The highly improbable—animosity and division giving way to reconciliation—becomes the new reality, only if family members would listen to and learn from the Olympian whom God has sent to show the way they can overcome the effects of sin and death in their family life.

Consider, too, how often spouses allow themselves to become estranged!  What otherwise would be tolerable in the past now breeds intolerance in the present as spouses allow themselves to become increasingly contemptuous in their attitudes and behavior toward each other.  Forget about the words love, honor, and obey once vowed.  No, one “little thing”—like a single gnat darting around one’s eyes—now gets piled upon another “little thing”; then, the “mole hill” starts developing into a big mountain.  With each spouse believing oneself fully and completely justified to behave contemptuously toward the other, husbands and wives keep pushing those boulders of feces up that mountain, day in and day out, week in and week out, perhaps even, year in and year out.  That is, until the weight and stench become unbearable, especially with the swarm of gnats that is now nipping at the sweat pouring from one’s brow.  Worse yet, even if one or both spouses makes it to the mountain’s top, it violently erupts with unquenchable fury, having grown over the years into a volcano!  At this point, as the ashes and cinder increase the darkness, the only answer spouses are willing to consider is “talk to my attorney.”

Don’t believe me?  Just tell those Titans the only reason they can be so angry with each other is because they really do love each other.  Think about it: if they were indifferent to or really could care less about the other, then why would they be wasting all of that energy pushing their boulder up the mountain and simultaneously allowing all of that molten lava to build up within?  Tell these Titans to offer the olive branch of forgiveness and the pardon and peace it implies, after all, “I do” means “I do,” not “as long as….”  Any Olympian knows all too well what will follow in the next scene of this movie.

The highly improbable—animosity and division giving way to and being replaced by reconciliation—becomes the new reality, if spouses were only to listen and learn from the Olympian whom God has sent.

As Christians, we leave behind our Titanic impulses when we are courageous enough to forgive one another as God has forgiven each of us in Christ.  The darkness of sin and death did not imprison Christ; no, God raised Christ from the dead and he has ascended to his Father’s right hand in heaven.  But, we have not been left alone like orphans.  No, Christ has breathed into each of us the power of the Holy Spirit, symbolized in that tongue of fire, which burns through the darkness of sin that leads to death.
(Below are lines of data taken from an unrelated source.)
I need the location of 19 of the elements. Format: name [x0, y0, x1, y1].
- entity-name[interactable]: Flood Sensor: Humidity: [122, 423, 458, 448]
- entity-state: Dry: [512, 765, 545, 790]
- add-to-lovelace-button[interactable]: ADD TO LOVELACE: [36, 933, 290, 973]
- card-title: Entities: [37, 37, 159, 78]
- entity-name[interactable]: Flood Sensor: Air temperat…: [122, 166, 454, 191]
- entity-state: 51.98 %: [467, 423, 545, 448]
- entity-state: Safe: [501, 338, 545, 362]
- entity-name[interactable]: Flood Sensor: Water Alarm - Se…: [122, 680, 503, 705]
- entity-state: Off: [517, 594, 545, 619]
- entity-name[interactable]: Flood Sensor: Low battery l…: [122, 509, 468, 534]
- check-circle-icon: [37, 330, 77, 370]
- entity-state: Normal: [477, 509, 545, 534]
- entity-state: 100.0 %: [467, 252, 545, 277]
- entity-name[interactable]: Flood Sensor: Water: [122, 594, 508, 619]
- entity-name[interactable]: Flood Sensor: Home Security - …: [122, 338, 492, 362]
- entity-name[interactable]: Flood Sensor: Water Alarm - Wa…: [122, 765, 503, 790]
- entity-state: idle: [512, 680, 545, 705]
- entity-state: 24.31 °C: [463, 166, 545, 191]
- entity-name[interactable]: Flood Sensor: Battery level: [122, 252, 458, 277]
It’s of the Holy Spirit that Saint Cyril of Alexandria noted centuries ago, “it is quite natural for people who had been absorbed by the things of this world to become entirely other-worldly in outlook, and for cowards to become people of great courage,” just like those folks in Alexandria, Virginia, and all of those family members and spouses who have offered the olive branch of forgiveness.

But, do you see how we get things backwards because we have chosen to live in the darkness of sin and death?  We believe it unnatural to forgive!  We believe we are alive but, having chosen not to love others, we’ve not lived one day of our lives since we’ve chose not to forgive!  St. Cyril of Alexandria reminds us that we’ve got to reverse course.  We need to seek the things of God―to become other-worldly in our outlook―and to straighten out our lives―to live not as cowards do but as people of great courage do.

Each of us already possesses that power within our souls.  In the sacraments of baptism and confirmation, we have received the gifts of the Holy Spirit.  All we have to do today is to allow these gifts to transform our stubbornness into courage so that, as one of the Eucharistic Prayers of Reconciliation notes: “Your Holy Spirit changes our hearts: enemies begin to speak to one another, those who were estranged join hands in friendship, and nations seek the way of peace together.”  Or, as we heard Jesus teach his disciples in today’s gospel: “Peace be with you....Whose sins you forgive, they are forgiven them.”

The highly improbable will become more probable, in fact, our new reality—family members and spouses living in peace and harmony—as that Titan within becomes the Olympian within through the power of the Holy Spirit already breathed into us.